Writer, public speaker and inventor.
David Unaipon made significant contributions to science and literature and to improvements in the conditions of Aboriginal people.
A Ngarrindjeri man, Unaipon was born at the Point McLeay Mission, on the Lower Murray in South Australia, on 28 September 1872, the fourth of nine children of the evangelist James Ngunaitponi and his wife Nymbulda, both of whom were Yaraldi speakers.
Unaipon received his initial education at the Point McLeay Mission School and as a teenager demonstrated a thirst for knowledge, particularly in philosophy, science and music. An avid reader, he was obsessed with scientific works and, with no advanced education in mathematics, he researched many engineering problems and devised a number of his own inventions.
In 1909 he patented an improved hand tool for sheep shearing. Other inventions included a centrifugal motor, a multi-radial wheel and a mechanical propulsion device; he was unable, however, to get financial backing to develop his ideas. He gained a reputation at the time of being ‘Australia's Leonardo’ for his promotion of scientific ideas. As early as 1914, Unaipon anticipated the helicopter, applying the principle of the boomerang. His search for the secret of perpetual motion lasted throughout his life.

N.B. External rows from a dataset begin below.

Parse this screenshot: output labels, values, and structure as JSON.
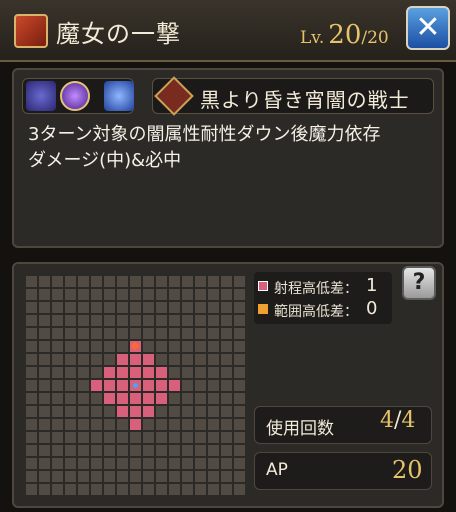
{
  "header": {
    "skill_name": "魔女の一撃",
    "level_label": "Lv.",
    "level_current": "20",
    "level_max": "/20",
    "close_glyph": "✕"
  },
  "panel": {
    "class_name": "黒より昏き宵闇の戦士",
    "description_line1": "3ターン対象の闇属性耐性ダウン後魔力依存",
    "description_line2": "ダメージ(中)&必中",
    "element_icons": [
      "dark-mage-icon",
      "dark-orb-icon",
      "moon-icon"
    ],
    "class_icon": "class-emblem-icon"
  },
  "range": {
    "legend_range_label": "射程高低差：",
    "legend_range_value": "1",
    "legend_area_label": "範囲高低差：",
    "legend_area_value": "0",
    "help_glyph": "?"
  },
  "stats": {
    "uses_label": "使用回数",
    "uses_current": "4",
    "uses_sep": "/",
    "uses_max": "4",
    "ap_label": "AP",
    "ap_value": "20"
  },
  "colors": {
    "gold": "#e6c36b",
    "range_cell": "#d9607a",
    "area_marker": "#f0a030",
    "center_marker": "#4aa3ff"
  }
}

Unaipon, who married Katherine Carter (nee Sumner), a Tangani woman from The Coorong, in January 1902, was prominent in public life as a spokesman for Aboriginal people. He was often called upon to participate in royal commissions and inquiries into Aboriginal issues. In 1928–29, he assisted the Bleakley inquiry into Aboriginal welfare. In 1934, he urged the Commonwealth to assume responsibility for Aboriginal affairs and proposed that an independent board replace South Australia's chief protector of Aboriginal people.
As an employee of the Aborigines' Friends' Association for many years, he travelled widely and became well known throughout south-eastern Australia. While on his travels, Unaipon lectured on his ideas, preached sermons and spoke about Aboriginal legends and customs. He also spoke of the need for ‘sympathetic co-operation’ between whites and blacks, and for equal rights for both black and white Australians.
Unaipon became the first Aboriginal writer to be published. His earliest published works include articles entitled ‘Aboriginals: Their Traditions and Customs’ in the Sydney Daily Telegraph (2 August 1924) and ‘The Story of the Mungingee’ in The Home magazine (February 1925), and a 15-page booklet entitled Native Legends, which was published in 1929. His articles in the Sydney Daily Telegraph were said to have been written in a prose that showed the influence of Milton, whose poetry he memorised, and Bunyan.
His writings were included in Myths and Legends of the Australian Aboriginals (London, 1930). Other articles, poetry and legends were published throughout his life. The handwritten manuscript of his book on Aboriginal legends, which is reflected in the $50 banknote, survives in the Mitchell Library in Sydney.
Unaipon was awarded a Coronation Medal in 1953. He died on 7 February 1967 and was buried in Point McLeay cemetery. In 1985, he posthumously won the FAW Patricia Weickhardt Award for Aboriginal writers. He was also honoured in 1988 by the establishment of an annual national David Unaipon Award for unpublished Aboriginal and Torres Strait Islander writers and an annual Unaipon lecture in Adelaide.